They are infamous. Countless newspaper stories have been written about them. DC school leaders and politicians include classroom horror stories about them in their speeches. Parents lament about them. They are assailed in e-mail posts and comment sections of articles and blog postings. They’ve even gotten attention nationwide with the recent spotlight on DCPS’ chancellor in the national media.
Lazy, incompetent, irresponsible and selfish are some words used to describe them. They are touted right now as being the primary obstacle to DCPS reform efforts. Who are they? The “bad” DCPS teachers, of course.
Anyone who has worked in DCPS or has had their children enrolled in the public schools has encountered teachers who should be removed from the classroom ASAP.
But how many “bad” teachers are there? The hype created by our school leaders, politicians and reporters would lead one to believe that most DCPS teachers are abject failures while only a small minority are really good. The few great teachers are described as mostly young and are talked about in saint-like terms. Anecdotal stories are told about how these extraordinary teachers struggle with the burdens of working in schools with a bunch of professional rejects.

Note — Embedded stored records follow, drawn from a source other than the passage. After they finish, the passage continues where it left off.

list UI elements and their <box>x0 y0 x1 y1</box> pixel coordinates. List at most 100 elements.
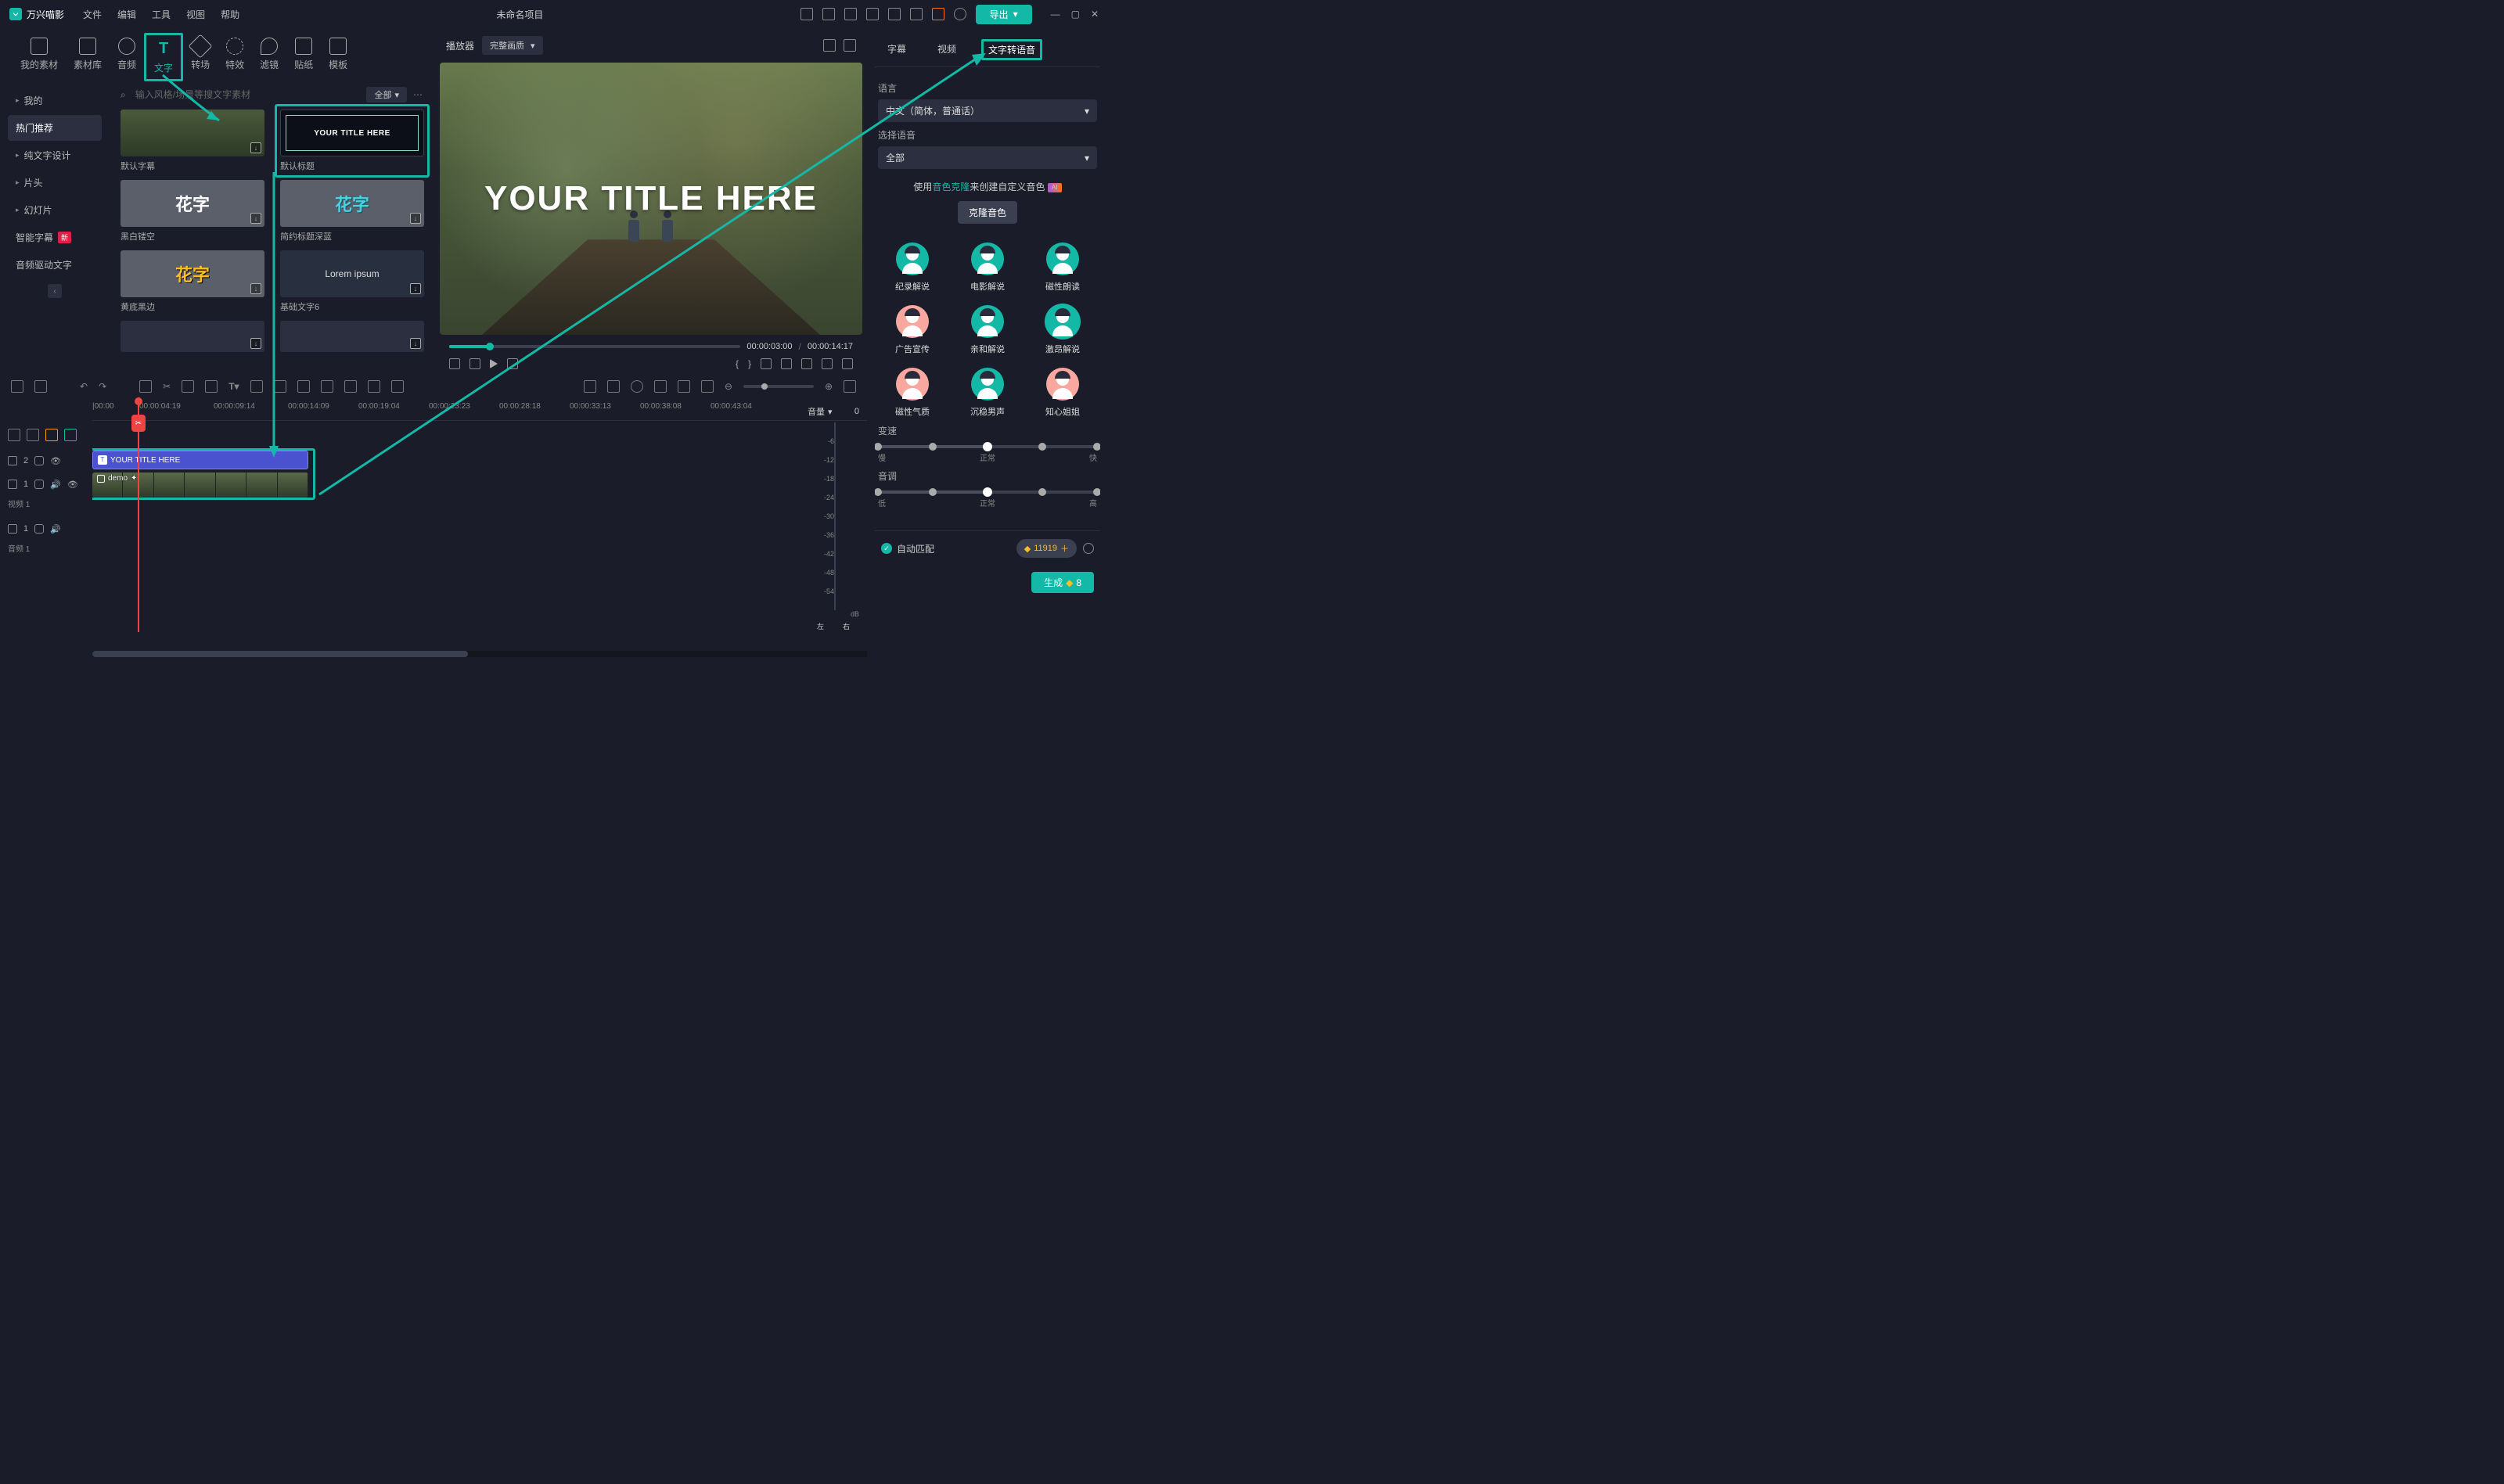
marker-icon[interactable] <box>761 358 772 369</box>
display-icon[interactable] <box>781 358 792 369</box>
text-clip[interactable]: T YOUR TITLE HERE <box>92 451 308 469</box>
sound-icon[interactable]: 🔊 <box>50 524 61 534</box>
redo-icon[interactable]: ↷ <box>99 381 106 392</box>
brace-close-icon[interactable]: } <box>748 358 751 369</box>
fit-icon[interactable] <box>844 380 856 393</box>
group-icon[interactable] <box>250 380 263 393</box>
color-icon[interactable] <box>297 380 310 393</box>
tab-transition[interactable]: 转场 <box>183 33 218 81</box>
voice-magnetic-read[interactable]: 磁性朗读 <box>1028 243 1097 293</box>
mixer-icon[interactable] <box>584 380 596 393</box>
generate-button[interactable]: 生成 ◆ 8 <box>1031 572 1094 593</box>
voice-movie[interactable]: 电影解说 <box>953 243 1022 293</box>
pitch-knob[interactable] <box>983 487 992 497</box>
export-button[interactable]: 导出 ▾ <box>976 5 1032 24</box>
menu-file[interactable]: 文件 <box>83 8 102 21</box>
close-icon[interactable]: ✕ <box>1091 9 1099 20</box>
track-opt3-icon[interactable] <box>64 429 77 441</box>
download-icon[interactable] <box>410 338 421 349</box>
voice-passionate[interactable]: 激昂解说 <box>1028 305 1097 355</box>
scrollbar-thumb[interactable] <box>92 651 468 657</box>
refresh-icon[interactable] <box>1083 543 1094 554</box>
asset-basic-6[interactable]: Lorem ipsum 基础文字6 <box>280 250 424 313</box>
timeline-ruler[interactable]: |00:00 00:00:04:19 00:00:09:14 00:00:14:… <box>92 397 867 421</box>
more-icon[interactable]: ⋯ <box>413 89 424 100</box>
asset-bw-hollow[interactable]: 花字 黑白镂空 <box>121 180 264 243</box>
download-icon[interactable] <box>250 338 261 349</box>
timeline-content[interactable]: |00:00 00:00:04:19 00:00:09:14 00:00:14:… <box>92 397 867 632</box>
tab-library[interactable]: 素材库 <box>66 33 110 81</box>
voice-ad[interactable]: 广告宣传 <box>878 305 947 355</box>
sound-icon[interactable]: 🔊 <box>50 480 61 490</box>
menu-view[interactable]: 视图 <box>186 8 205 21</box>
tab-templates[interactable]: 模板 <box>321 33 355 81</box>
download-icon[interactable] <box>250 213 261 224</box>
compare-icon[interactable] <box>823 39 836 52</box>
asset-blank-1[interactable] <box>121 321 264 352</box>
audio-track-header[interactable]: 1 🔊 <box>8 517 85 541</box>
tab-subtitle[interactable]: 字幕 <box>881 39 912 60</box>
mask-icon[interactable] <box>391 380 404 393</box>
tab-my-assets[interactable]: 我的素材 <box>13 33 66 81</box>
download-icon[interactable] <box>410 213 421 224</box>
auto-match-toggle[interactable]: 自动匹配 <box>881 542 934 555</box>
tab-audio[interactable]: 音频 <box>110 33 144 81</box>
minimize-icon[interactable]: — <box>1051 9 1060 20</box>
save-icon[interactable] <box>844 8 857 20</box>
menu-edit[interactable]: 编辑 <box>117 8 136 21</box>
speed-knob[interactable] <box>929 443 937 451</box>
tab-text[interactable]: T文字 <box>144 33 183 81</box>
lang-select[interactable]: 中文（简体，普通话）▾ <box>878 99 1097 122</box>
menu-tools[interactable]: 工具 <box>152 8 171 21</box>
clone-link[interactable]: 音色克隆 <box>932 181 970 192</box>
text-track-header[interactable]: 2 👁 <box>8 449 85 473</box>
preview-viewport[interactable]: YOUR TITLE HERE <box>440 63 862 335</box>
grid-icon[interactable] <box>910 8 923 20</box>
snapshot-icon[interactable] <box>801 358 812 369</box>
sidebar-item-openers[interactable]: ▸片头 <box>8 170 102 196</box>
lock-icon[interactable] <box>34 480 44 489</box>
sidebar-item-plaintext[interactable]: ▸纯文字设计 <box>8 142 102 168</box>
voice-calm-male[interactable]: 沉稳男声 <box>953 368 1022 418</box>
playhead-cut-handle[interactable] <box>131 415 146 432</box>
menu-help[interactable]: 帮助 <box>221 8 239 21</box>
lock-icon[interactable] <box>34 524 44 534</box>
snap-icon[interactable] <box>678 380 690 393</box>
user-icon[interactable] <box>954 8 966 20</box>
download-icon[interactable] <box>250 142 261 153</box>
sidebar-item-my[interactable]: ▸我的 <box>8 88 102 113</box>
zoom-out-icon[interactable]: ⊖ <box>725 381 732 392</box>
stop-icon[interactable] <box>507 358 518 369</box>
link2-icon[interactable] <box>368 380 380 393</box>
timer-icon[interactable] <box>321 380 333 393</box>
pitch-slider[interactable] <box>878 490 1097 494</box>
speed-slider[interactable] <box>878 445 1097 448</box>
voice-documentary[interactable]: 纪录解说 <box>878 243 947 293</box>
tab-stickers[interactable]: 贴纸 <box>286 33 321 81</box>
playhead[interactable] <box>138 397 139 632</box>
sidebar-item-audio-text[interactable]: 音频驱动文字 <box>8 252 102 278</box>
play-icon[interactable] <box>490 359 498 368</box>
clone-button[interactable]: 克隆音色 <box>958 201 1017 224</box>
progress-track[interactable] <box>449 345 740 348</box>
speaker-icon[interactable] <box>822 358 833 369</box>
progress-knob[interactable] <box>486 343 494 350</box>
tab-video[interactable]: 视频 <box>931 39 962 60</box>
download-icon[interactable] <box>250 283 261 294</box>
download-icon[interactable] <box>410 283 421 294</box>
asset-simple-darkblue[interactable]: 花字 简约标题深蓝 <box>280 180 424 243</box>
brace-open-icon[interactable]: { <box>736 358 739 369</box>
zoom-slider[interactable] <box>743 385 814 388</box>
timeline-scrollbar[interactable] <box>92 651 867 657</box>
sidebar-item-hot[interactable]: 热门推荐 <box>8 115 102 141</box>
tab-filters[interactable]: 滤镜 <box>252 33 286 81</box>
text-tool-icon[interactable]: T▾ <box>228 381 239 392</box>
keyframe-icon[interactable] <box>344 380 357 393</box>
magnet-icon[interactable] <box>701 380 714 393</box>
undo-icon[interactable]: ↶ <box>80 381 88 392</box>
tab-tts[interactable]: 文字转语音 <box>981 39 1042 60</box>
quality-select[interactable]: 完整画质▾ <box>482 36 543 55</box>
asset-search-input[interactable] <box>132 86 361 103</box>
tab-effects[interactable]: 特效 <box>218 33 252 81</box>
step-play-icon[interactable] <box>470 358 480 369</box>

However, the reality is quite different. While bad DCPS teachers exist, they are not the majority. Teachers have become an easy scapegoat for a reform effort that doesn’t understand the complexities of the problems facing DCPS. If we look closer, we see a failed system that has left the majority of teachers overwhelmed without the proper supports or the necessary training to overcome the tremendous obstacles that the children present.
Complicating matters, the Washington Teachers Union appears to rigidly defend all teachers, including the “bad” ones. This feeds into the stereotype that the Union doesn’t care about children, but is only concerned with protecting jobs. Our school leaders take advantage of this, framing the reform debate in these terms: eroding or even eliminating tenure is the only way to rid the system of the incompetents. Can’t we get rid of bad teachers without depriving all teachers of their due process rights?
Along with this massive firing campaign, huge salary increases are being proposed as the primary way to improve academic instruction. If you oppose this you are labeled an obstructionist who is interested in only preserving the status quo.
It is not that simple. Almost doubling teachers’ salaries will not magically make them better able to teach students who are disruptive nor will it make it easier to teach students who are several grade levels behind. These are the tougher issues that need to be addressed before any reform can be successful.